Tell Me 'Bout the Good Ol' Days
There is a joke that if you play a country record backwards, you get your house back, your truck back, your dog back, and your girl back. But you can’t bring Hank Williams’s life back. Or Keith Whitley’s. Or Mindy McCready’s. Or Naomi Judd’s. All of these country stars were taken from us way too soon, although the most recent death, Judd’s occurred at age 76. Naomi Judd suffered from bipolar disorder.
Naomi Judd grew up in humble circumstances in Ashland, Kentucky. She gave birth to her daughter and later singing partner, Wynonna, at age 18. She raised Wynonna and younger daughter and future film actress Ashley as a single parent. Naomi did what she could to make a better life for her and her girls. She attended nursing school for a time.
Naomi formed a hugely successful country music duo that would win five Grammy Awards and nine CMA (Country Music Association) Awards. They first signed with RCA in 1983 and stayed together until 1991, when Naomi was diagnosed with hepatitis C. Wynonna went on to have a successful solo career, occasionally reuniting onstage with Naomi.
Judd’s family had never shared specific details, but Naomi’s long term struggles with mental illness, particularly depression, were well known. Her early retirement due to hepatitis C triggered a major depressive episode She would go several days at a time isolating herself in her pajamas in a darkened house. And she would undergo electroconvulsive therapy.
On April 30, 2022, Naomi’s body was found by Ashley along with a suicide note. She had shot herself. She and Wynonna were to be inducted into the Country Music Hall of Fame the next evening. A medical examiner noted that Naomi had suffered from bipolar disorder, anxiety, depression, and PTSD for years. Her toxicology report indicated that she had been taking depression medication and bipolar medication. One hopes that such medications will prevent suicide, but her condition was treatment resistant.
Naomi had panic attacks and PTSD going back to her days as a child being sexually abused by an uncle and as a young woman being raped on more than one occasion. (Ashley was a victim of lecherous Hollywood executive Harry Weinstein.) Naomi opened up about her issues in an autobiography River of Time: My Descent into Depression and How I Emerged with Hope. Suicide had occurred in each of the past four generations of Naomi’s family.
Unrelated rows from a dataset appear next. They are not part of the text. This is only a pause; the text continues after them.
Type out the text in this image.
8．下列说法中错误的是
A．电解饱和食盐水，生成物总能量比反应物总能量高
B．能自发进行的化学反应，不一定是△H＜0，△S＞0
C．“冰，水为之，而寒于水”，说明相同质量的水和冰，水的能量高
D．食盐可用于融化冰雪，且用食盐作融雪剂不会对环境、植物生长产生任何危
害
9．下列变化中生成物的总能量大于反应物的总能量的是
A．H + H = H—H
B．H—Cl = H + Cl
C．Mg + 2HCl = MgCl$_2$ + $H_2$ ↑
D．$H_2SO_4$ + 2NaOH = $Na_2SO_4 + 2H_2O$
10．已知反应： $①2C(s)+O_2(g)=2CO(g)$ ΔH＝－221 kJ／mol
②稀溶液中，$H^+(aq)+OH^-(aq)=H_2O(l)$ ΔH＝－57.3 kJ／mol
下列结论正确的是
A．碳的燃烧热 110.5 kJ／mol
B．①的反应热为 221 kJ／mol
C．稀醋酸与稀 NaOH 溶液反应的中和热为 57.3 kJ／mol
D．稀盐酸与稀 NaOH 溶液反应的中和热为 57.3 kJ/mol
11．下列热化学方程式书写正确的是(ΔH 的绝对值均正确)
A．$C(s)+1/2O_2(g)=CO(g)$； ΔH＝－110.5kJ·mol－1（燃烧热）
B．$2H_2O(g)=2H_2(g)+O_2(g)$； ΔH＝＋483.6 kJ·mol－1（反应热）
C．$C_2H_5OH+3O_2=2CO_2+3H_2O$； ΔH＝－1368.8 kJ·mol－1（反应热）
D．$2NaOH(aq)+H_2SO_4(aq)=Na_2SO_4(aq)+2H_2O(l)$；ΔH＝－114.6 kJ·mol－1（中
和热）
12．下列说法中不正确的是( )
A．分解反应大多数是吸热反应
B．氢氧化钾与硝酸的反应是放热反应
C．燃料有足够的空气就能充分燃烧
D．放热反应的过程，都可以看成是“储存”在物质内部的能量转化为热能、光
Naomi had been a mental health and suicide prevention advocate, particularly supporting Team Cares Inc., an organization that provides food and clothing for the mentally ill and helps them secure employment. She wrote three memoirs with three distinct approaches to her experiences. In Love Will Build a Bridge, she described her family as tough and resourceful. She still seemed to believe in an idealized version of her family, or that’s what she was willing to share. In All That is Bitter and Sweet, she told of the abuses she suffered from that family. And then in the last one, she opened up about her struggles with mental illness.
Like many of us, Naomi Judd struggled to come to terms with her issues, and we can see her doing that in her three memoirs.